1. Introduction
With the development of the mobile industry, the user-centered application market has increased significantly and, as a result, the embedded system has become high-performance to meet advanced users’ requirements [
1]. In particular, the embedded system is equipped with a display in order to provide a visible environment to a user interface and attempts to achieve a high-performance graphical user interface (GUI) in the embedded system have appeared [
2]. As a result, not only the connection between the embedded system and the user, but also the provision of various types of sources is extended through the GUI [
3,
4]. Traditionally, the most essential elements to provide a GUI are the advancement of the memory capacity and processing time to store the source. However, the embedded system with the limited memory area has an essential challenge of storing the image data for GUI in minimum condition. Most systems that utilize large amounts of data exploit various data compression algorithms to overcome this problem [
5,
6]. However, in the case of an embedded processor, the workload that is demanded for the data compression and decompression causes an extreme bottleneck [
5].
The way to alleviate this problem is to integrate the hardware accelerator, which is strong on the specific workload, as a part of the peripheral [
7,
8]. The embedded processor requests the decompression operation which occurs in the process of decoding to the specially designed hardware accelerator. As a result, the processor has a benefit of containing the resource to execute other commands continuously. Through the advantage acquired by employing the accelerator, the embedded processor maintains the system frequency with high performance and reaches the low-power consumption design [
9,
10]. In addition, an optimized system design is possible because of the area benefit generated by utilizing compressed data. Several compression algorithms have been researched to apply a compression accelerator on the embedded system [
1,
11]. The lossy compression algorithm has been dominant owing to the relatively high compression ratio [
8]. However, in the case of image compression for constructing a GUI, a lossless compression can achieve a high compression ratio, as similar as to the lossy compression, while maintaining image quality [
12,
13].
In a GUI, the elements that are artificially produced to deliver clear information to users such as figures, Arabic numerals, icons, and symbols account for a large proportion. Although the natural image such as photograph or landscape may have an infinite number of embedded palettes, depending on the environment and object, the artificially produced images tend to select specific colors in order to eliminate ambiguity. This means that the probability of repetitive character strings is increased. The property makes it possible to obtain a high compression ratio through the window look-ahead buffer conventionally utilized in lossless compression [
14,
15]. Therefore, a hardware accelerator for lossless decompression is essential in order to utilize the lossless compressed data in an embedded system where the image quality deterioration is not allowed.

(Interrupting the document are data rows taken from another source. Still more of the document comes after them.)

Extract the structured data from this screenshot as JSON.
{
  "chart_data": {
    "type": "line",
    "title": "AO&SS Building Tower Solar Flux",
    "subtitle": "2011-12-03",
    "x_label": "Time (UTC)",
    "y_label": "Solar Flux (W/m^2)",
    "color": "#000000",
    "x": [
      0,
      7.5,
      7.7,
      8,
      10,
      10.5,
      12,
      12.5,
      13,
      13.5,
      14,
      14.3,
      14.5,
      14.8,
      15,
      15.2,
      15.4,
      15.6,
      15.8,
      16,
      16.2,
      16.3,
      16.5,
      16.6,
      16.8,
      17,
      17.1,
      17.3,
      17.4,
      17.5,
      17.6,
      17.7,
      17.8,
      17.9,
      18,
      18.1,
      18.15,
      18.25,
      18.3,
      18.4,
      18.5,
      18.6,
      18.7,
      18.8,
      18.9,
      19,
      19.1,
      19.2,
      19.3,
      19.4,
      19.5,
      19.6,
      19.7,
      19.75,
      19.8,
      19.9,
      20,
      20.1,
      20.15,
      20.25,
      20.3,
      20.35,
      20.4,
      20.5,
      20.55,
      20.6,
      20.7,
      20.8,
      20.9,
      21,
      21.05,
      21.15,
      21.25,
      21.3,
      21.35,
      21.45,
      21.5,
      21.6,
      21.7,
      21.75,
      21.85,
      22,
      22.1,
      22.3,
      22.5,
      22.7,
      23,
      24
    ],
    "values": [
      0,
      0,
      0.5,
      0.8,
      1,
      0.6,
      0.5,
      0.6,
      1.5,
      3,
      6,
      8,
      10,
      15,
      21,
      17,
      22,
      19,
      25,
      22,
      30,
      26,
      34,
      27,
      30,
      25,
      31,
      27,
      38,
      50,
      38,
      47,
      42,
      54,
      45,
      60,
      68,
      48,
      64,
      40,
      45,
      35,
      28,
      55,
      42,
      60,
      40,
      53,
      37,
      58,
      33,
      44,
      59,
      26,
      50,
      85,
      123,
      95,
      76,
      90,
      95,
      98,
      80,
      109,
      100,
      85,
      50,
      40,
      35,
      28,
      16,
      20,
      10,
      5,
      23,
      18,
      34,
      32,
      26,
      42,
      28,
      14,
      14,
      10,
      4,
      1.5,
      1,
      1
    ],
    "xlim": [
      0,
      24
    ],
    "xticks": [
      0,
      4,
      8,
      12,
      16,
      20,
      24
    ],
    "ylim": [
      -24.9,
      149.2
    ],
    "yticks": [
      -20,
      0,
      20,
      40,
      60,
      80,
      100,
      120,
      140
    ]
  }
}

In this paper, we propose a lossless decompression accelerator (LDA) optimized for an embedded system with a GUI. The LDA is designed based on the inflate algorithm, which is a decompression algorithm of deflate compression known to be used in gzip or portable network graphics (PNGs). The accelerator supports the static Huffman method and LZ77 decoding in parallel, considering the embedded system to reduce processing time and minimize memory capacity. The checksum module based on Adler32 is designed to enable extensible input as the zlib compressed data format. Moreover, the LDA receives commands with the memory-mapped I/O method from the embedded processor through the system bus and fetches compressed data through direct memory access (DMA) to reduce the burden of the main processor. The LDA fetches the zlib format data that are compressed with up to 32 k window buffer without a separating preprocess. The fetched data are decompressed with the six-stage pipeline to minimize bottleneck. Finally, the decompressed raw data are transferred to the pre-assigned address by burst write to avoid long wait times for memory access. The embedded system including the LDA is implemented on a field programmable gate array (FPGA) to verify the functional suitability and is fabricated with Samsung 65 nm complementary metal oxide semiconductor (CMOS) process. The performance of the accelerator is evaluated by the Canterbury corpus benchmark, which is mainly used to test lossless data compression algorithms.
The rest of this paper is organized as follows. In
Section 2, we describe the deflate/inflate algorithm in detail.
Section 3 discusses some related works for the lossless compression system.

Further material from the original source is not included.